When DoorDash approached the limits of what our Django-based monolithic codebase could support, we needed to design a new stack that would provide a strong foundation for our logistics services. This new platform would need to support our future growth and enable our team to build using better patterns going forward. 

Under our legacy system, the number of nodes that needed to be updated added significant time to releases. Bisecting bad deploys (finding out which commit or commits were causing issues) got harder and longer due to the number of commits each deploy had. On top of that, our monolith was built on old versions of Python 2 and Django, which were rapidly entering end-of-life for security support. 

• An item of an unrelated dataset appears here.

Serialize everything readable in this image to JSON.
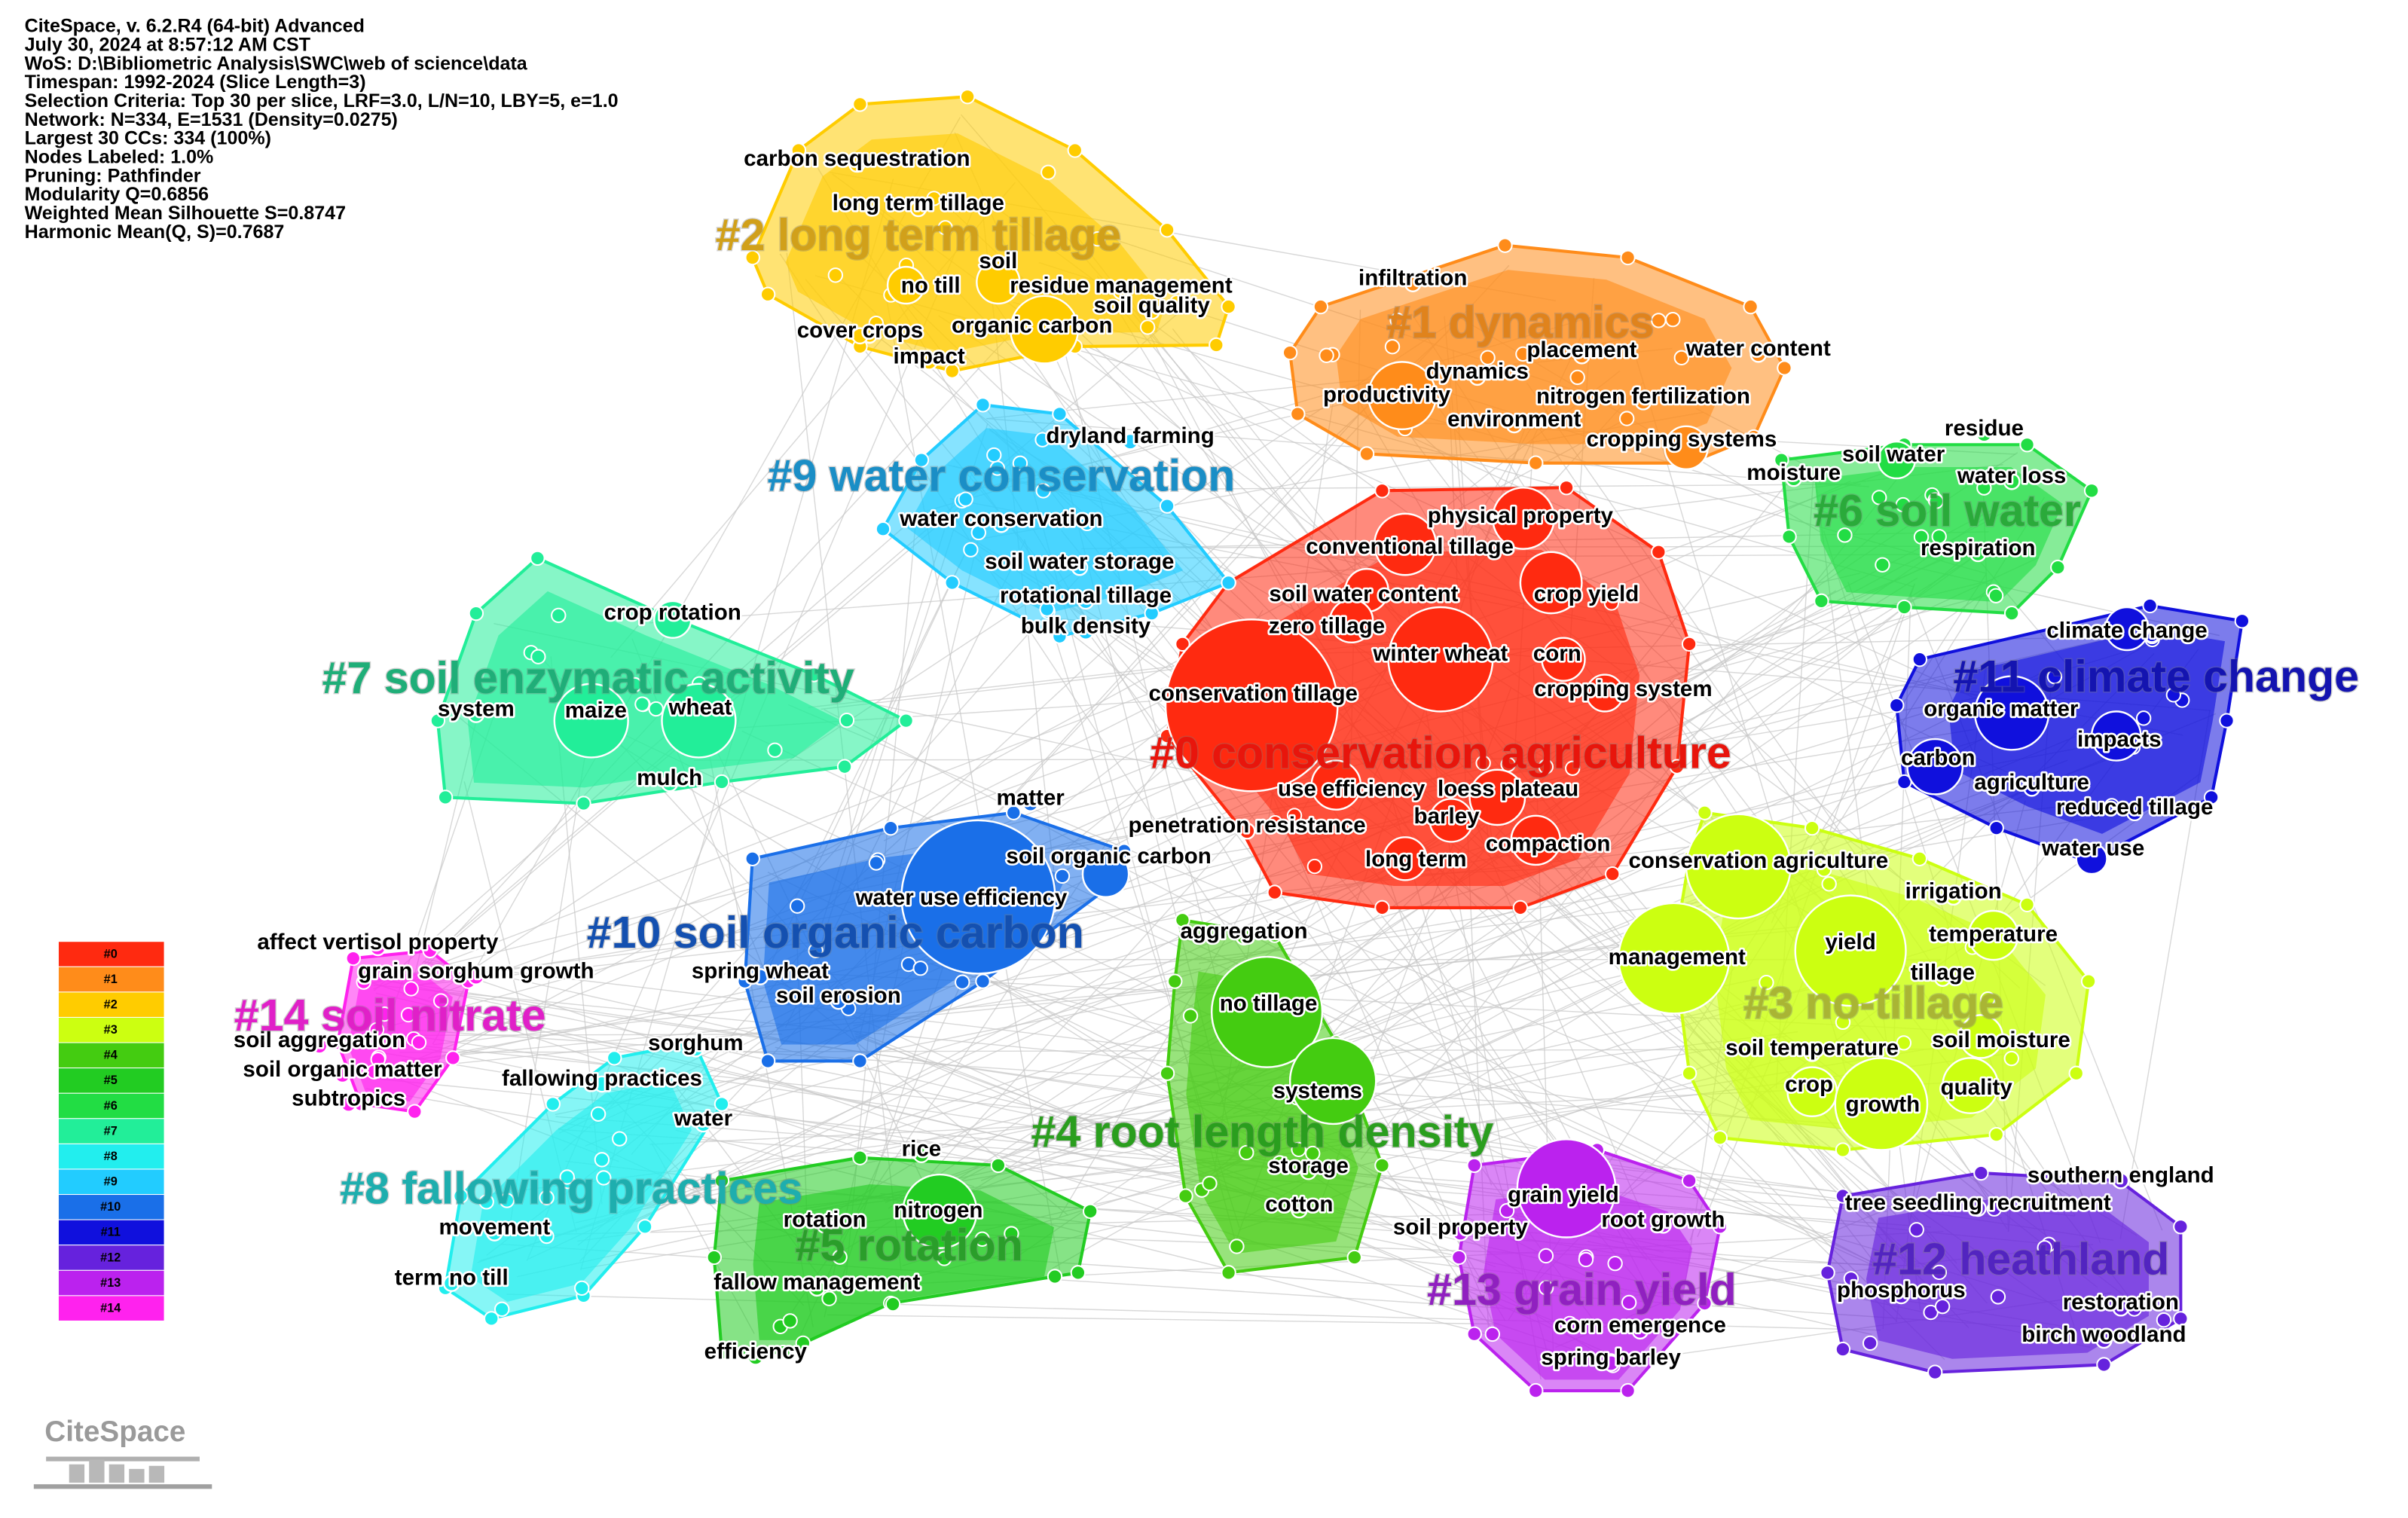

We needed to break parts off of our monolith, allowing our systems to scale better, and decide how we wanted our new services to look and behave. Finding a tech stack that would support this effort was the first step in the process. After surveying a number of different languages, we chose Kotlin for its rich ecosystem, interoperability with Java, and developer friendliness. However, we needed to make some changes to handle its growing pains.

Finding the right stack for DoorDash

There are a lot of possibilities for building server software, but for a number of reasons we only wanted to use one language. Having one language: 

  • Helps focus our teams and promotes sharing development best practices across the whole engineering organization.
  • Allows us to build common libraries that are tuned to our environments, with defaults chosen to work best at our size and continued growth. 
  • Allows engineers to change teams with minimal friction, which promotes collaboration. 

Given these characteristics, the question for us was not whether we should pursue one language but which language we should pursue. 

Picking the right coding language 

We started our coding language selection by coming up with requirements for how we wanted our services to look and operate with each other. We quickly agreed on gRPC as our mechanism for synchronous service-to-service communication, using Apache Kafka as a message queue. We already had lots of experience and expertise with Postgres and Apache Cassandra, so these would remain our data stores. These are all fairly well-established technologies with a wide array of support in all modern languages, so we had to figure out what other factors to consider.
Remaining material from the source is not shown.